When I was selected to pitch in front of investors from across the United States during an investor’s summit, I was still figuring out how to be a leader. I had a lot of confidence and believed passionately in what we were doing, but I’d also just brought on a team of developers and co-founders who were far more experienced than me. I was feeling a bit uneasy about how to lead us forward.
For several weeks, I met with a team of mentors from varying areas of expertise who were all tasked with helping me prepare for my presentation during the summit. Week after week, I received divergent advice, sometimes even completely opposing instructions from my team of mentors:
Less words and more photos on the pitch deck.
More words and less photos on the pitch deck.
Scrap the images; don’t scratch them.
Ask for more money.
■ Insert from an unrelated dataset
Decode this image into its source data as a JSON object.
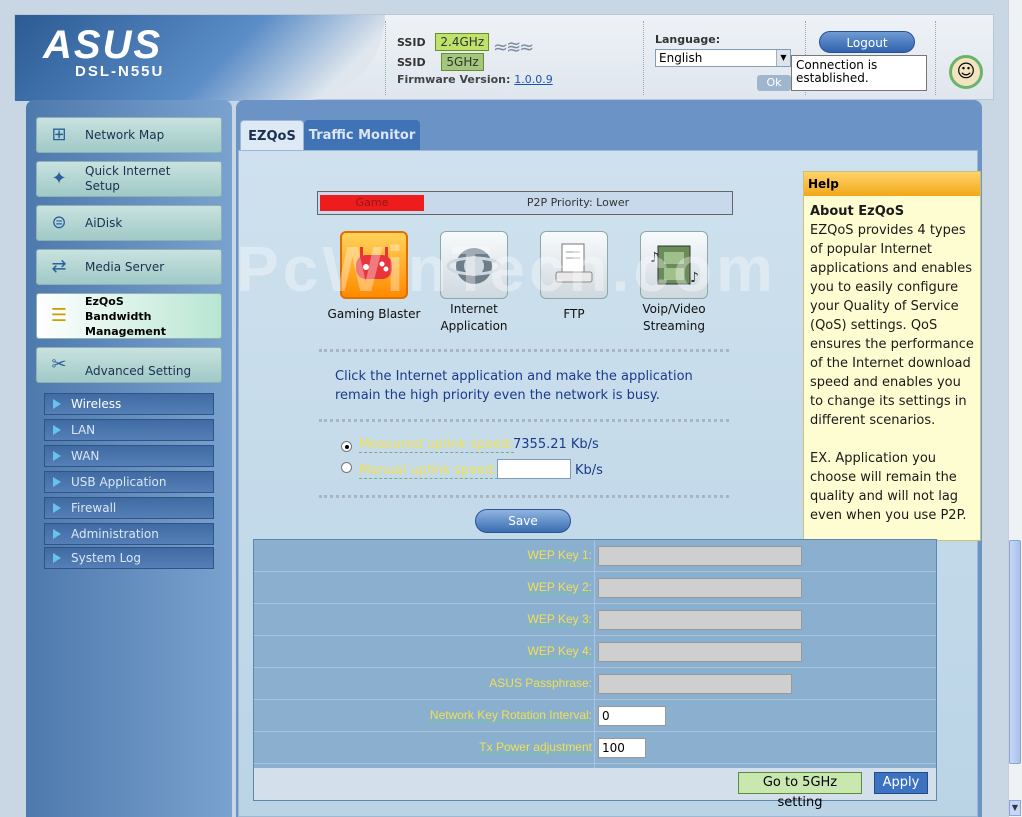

Ask for less.
During the early mentor meetings, I would try to please whatever looked to be the consensus of the group and would shift directions, change my pitch deck, change my talk … all in an effort to get the approval of this team of experts who I saw as more knowledgeable and experienced than me.
And then one day, in frustration, I pushed back and started telling them what my vision was, what I knew I needed to say, what I wanted my pitch deck to look like. The results were remarkable.
Once I truly embraced being in charge, it made all the difference. I realized that each of the mentors did exactly what they were supposed to do – give me their advice and feedback based on their own experience and knowledge. It wasn’t their job to give me consistent feedback. It was my job to take all of that feedback and use it to clarify my own position.
Once I owned my own vision and message, this group of mentors with very different opinions all came together behind me and expressed approval for the way the presentation was shaping up.
No one wants to follow someone who doesn’t know how to lead. If you are a founder, learn to lead. Learn to own your vision and have conviction. Stick a stake in the ground and declare what it is you’re doing. What problem are you solving, and why is your solution so important? Understand that and let it drive everything you do. You’re the boss, so when you need to, push back and draw a line about who and what you are as a leader. It won’t guarantee success, but not knowing how to lead will guarantee.